Kevin Frayer, Associated Press
TORINO, ITALY The first time he tried out for the Park City Ski Team, he didn't make it. Once, when the younger kids all beat him in a junior race, he skied at nights in the masters program to see if he could figure out what he was doing wrong. He wasn't even put on the U.S. Ski Team's development roster until the ripe old age of 18.
Now, at 21, Ted Ligety is the youngest U.S. alpine skiing gold medalist ever and the first homegrown Olympic gold medalist in Utah's long and storied winter sports history.
In the combined downhill-slalom event that concluded under the lights Tuesday night on the slalom course at Sestriere Colle, Park City's Ligety was the fastest of them all. The Olympic pressure, or whatever it was, that one by one sent nearly every skier who was supposed to beat him skidding off course, blew him instead through the poles like a tailwind.

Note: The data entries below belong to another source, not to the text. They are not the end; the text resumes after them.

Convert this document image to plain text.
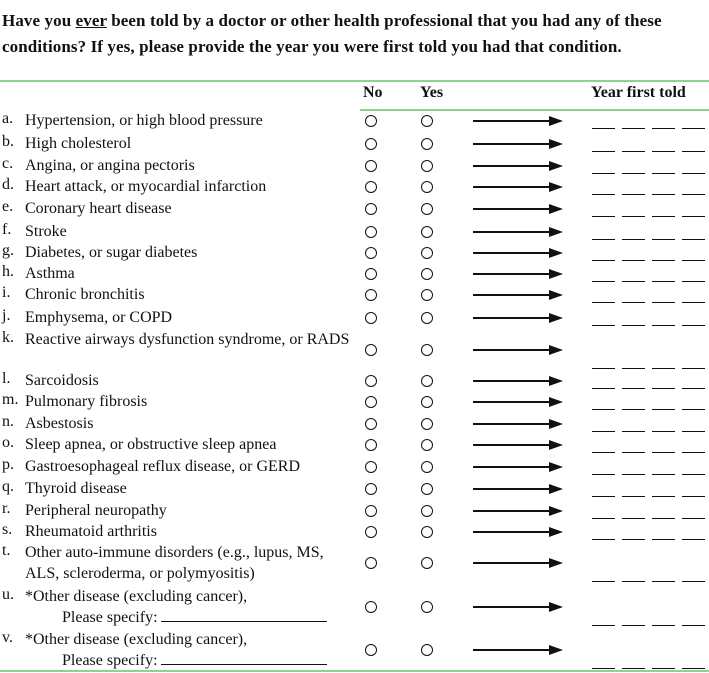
Have you ever been told by a doctor or other health professional that you had any of these conditions? If yes, please provide the year you were first told you had that condition.

No Yes	Year first told
a. Hypertension, or high blood pressure
b. High cholesterol
c. Angina, or angina pectoris
d. Heart attack, or myocardial infarction
e. Coronary heart disease
f. Stroke
g. Diabetes, or sugar diabetes
h. Asthma
i. Chronic bronchitis
j. Emphysema, or COPD
k. Reactive airways dysfunction syndrome, or RADS
l. Sarcoidosis
m. Pulmonary fibrosis
n. Asbestosis
o. Sleep apnea, or obstructive sleep apnea
p. Gastroesophageal reflux disease, or GERD
q. Thyroid disease
r. Peripheral neuropathy
s. Rheumatoid arthritis
t. Other auto-immune disorders (e.g., lupus, MS, ALS, scleroderma, or polymyositis)
u. *Other disease (excluding cancer),
Please specify:
v. *Other disease (excluding cancer),
Please specify:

He was in 32nd place after the downhill decidedly his weakest of the combined's two disciplines and then started clawing back.
After recording the fastest slalom run in the field on the first of two slalom runs, he found himself third in the standings.
After his second slalom run, the only way he could see the best skiers in the world was with a rearview mirror.
He won by .53 of a second.
It was only the fourth time in Olympic history an American man has collected a gold medal in alpine skiing.
Racing third-to-last among the contenders, Ligety watched from the finish area as the two skiers who could wrestle the gold away from him made their attempts.
First, Ivica Kostelic of Croatia, himself something of an interloper with six knee injuries and three years between his last World Cup victory, skied across the finish line after a clean run. But the brother of famed women's skiing champion Janica Kostelic was still more than half a second behind Ligety.
Finally, Austrian Benjamin Raich entered the course and Raich was no interloper. A bronze medalist in combined four years ago in Salt Lake, he is the reigning combined world champion and had won two of three combined events coming into the Olympics for a commanding 145-point lead in the World Cup standings.
Plus, the Tiger Woods of combined had an 86th-of-a-second advantage to work with.
Near the midway point of his run, Raich was still ahead of Ligety. But then the Austrian caught an edge, missed a gate and skied sideways off the course.